Making neurotransmitters (like dopamine or serotonin) and hormones (like cortisol) requires micronutrients, which are numerous kinds of vitamins and minerals, like zinc, calcium, magnesium, iron, and niacin. This is a well-established scientific fact. If your body is depleted of these nutrients, then either it won’t have sufficient nutrients to make these essential chemicals, or it will redirect all resources to the fight-flight response (as it is so vital for survival) and there won’t be much left for ensuring optimal brain function to do things like concentrate, regulate moods and sleep.

Consequently, as micronutrients get depleted at a high rate during times of stress, we need to replenish them in greater quantity from our food (and perhaps other sources).

Research from Te Puna Toiora found that following the Christchurch earthquakes as well as other research on stressed communities that B vitamins in particular can be helpful in reducing stress.

In 2019, a terrorist walked into two mosques in Christchurch and killed 51 people while wounding 40 others. Once again our city and its people were dealing with huge trauma.

As an application of translational science, we offered donated nutrients to anyone who was a survivor of the shootings and monitored their symptoms as both an ethical and standard action for good clinical care.

Within weeks, we were clinically monitoring twenty-six people, and we saw the exact same treatment effect that we had seen after the earthquakes and the flood. Not everyone, but many people got better. These clinical observations have just published in an APA journal, International Perspectives in Psychology: Research, Practice, Consultation.

Before starting the treatment, 77 percent of those original twenty-six people we monitored met or exceeded a cut-off score defining probable PTSD. After an average of five weeks, this rate dropped to 23 percent. In other words, of all the people who likely had PTSD, almost three quarters had shown substantial and clinically significant improvement after about a month of micronutrient treatment. Stress reduced into the normal nonclinical range, similar to the controlled research after the earthquakes and a flood (see graph).

Providing survivors with micronutrients appears to reduce psychological distress to a clinically significant degree.

These three different examples of traumatic events illustrate the powerful effect nutrients can have in recovery and improving resilience. Could these results apply to challenges associated with climate change and pandemics? I think so. Anything that can improve our resilience to coping with ongoing stressful events has to be a good thing to know about.

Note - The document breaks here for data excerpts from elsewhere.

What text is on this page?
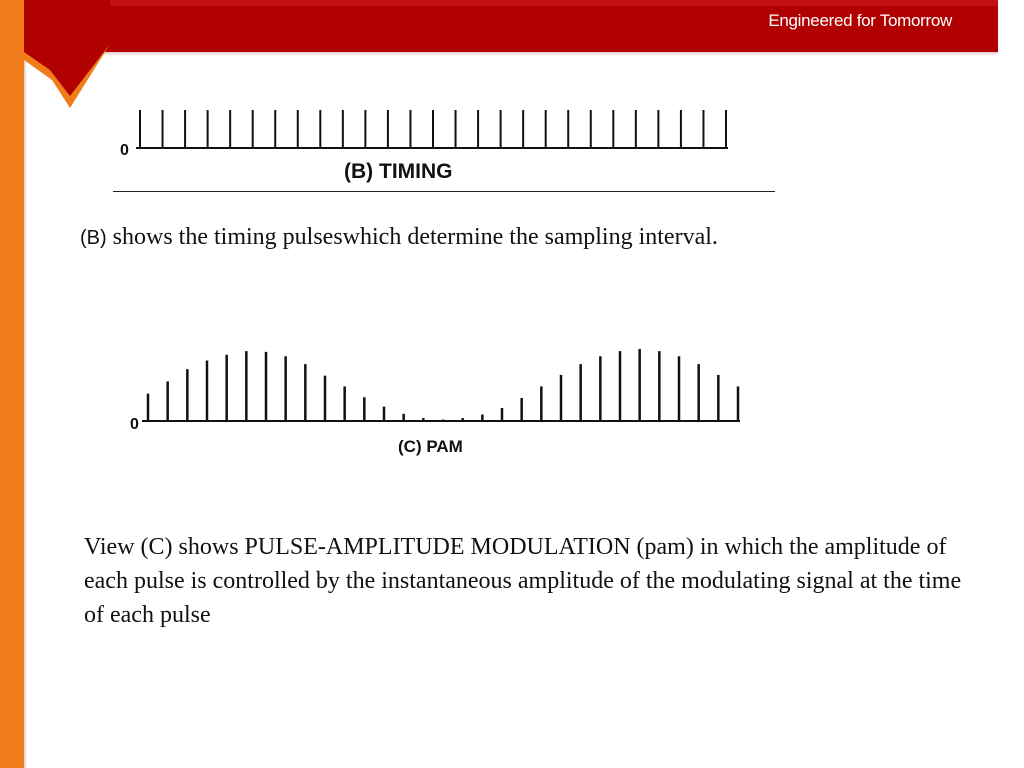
Engineered for Tomorrow
0
(B) TIMING
(B) shows the timing pulseswhich determine the sampling interval.
0
(C) PAM
View (C) shows PULSE-AMPLITUDE MODULATION (pam) in which the amplitude of each pulse is controlled by the instantaneous amplitude of the modulating signal at the time of each pulse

Given ease of use and large effect sizes, this evidence supports the routine focus on eating nutrient dense food and in some cases, additional micronutrients by disaster survivors as part of governmental response.

But the road to assisting these survivors wasn’t simple. In the New Zealand Medical Journal last year, we described how, after the mosque attacks, we faced huge difficulties in disseminating our earthquake and flood research, and the barriers that largely prevented it being translated into practice. We observed an inflexible health system unable to implement evidence-based research, and ethics committees unable to respond quickly in order to facilitate research in the immediate disaster aftermath, when distress and stress is at its height.

Now with these clinical observations showing how easy it is to implement and that the effects are similar to controlled research, leaders can now have the confidence this will be an impactful intervention that will help many. We urge the leaders of our health system to respond to scientific evidence and prepare to translate it into practice after the following disaster. This will benefit everybody – those directly affected, the wider community, health personnel and other services, and the taxpayers and governments who must fund aftermath services.


Julia Rucklidge is a Professor of Clinical Psychology in UC’s School of Psychology, Speech and Hearing and the Director of Te Puna Toiora: Mental Health and Nutrition Research Lab.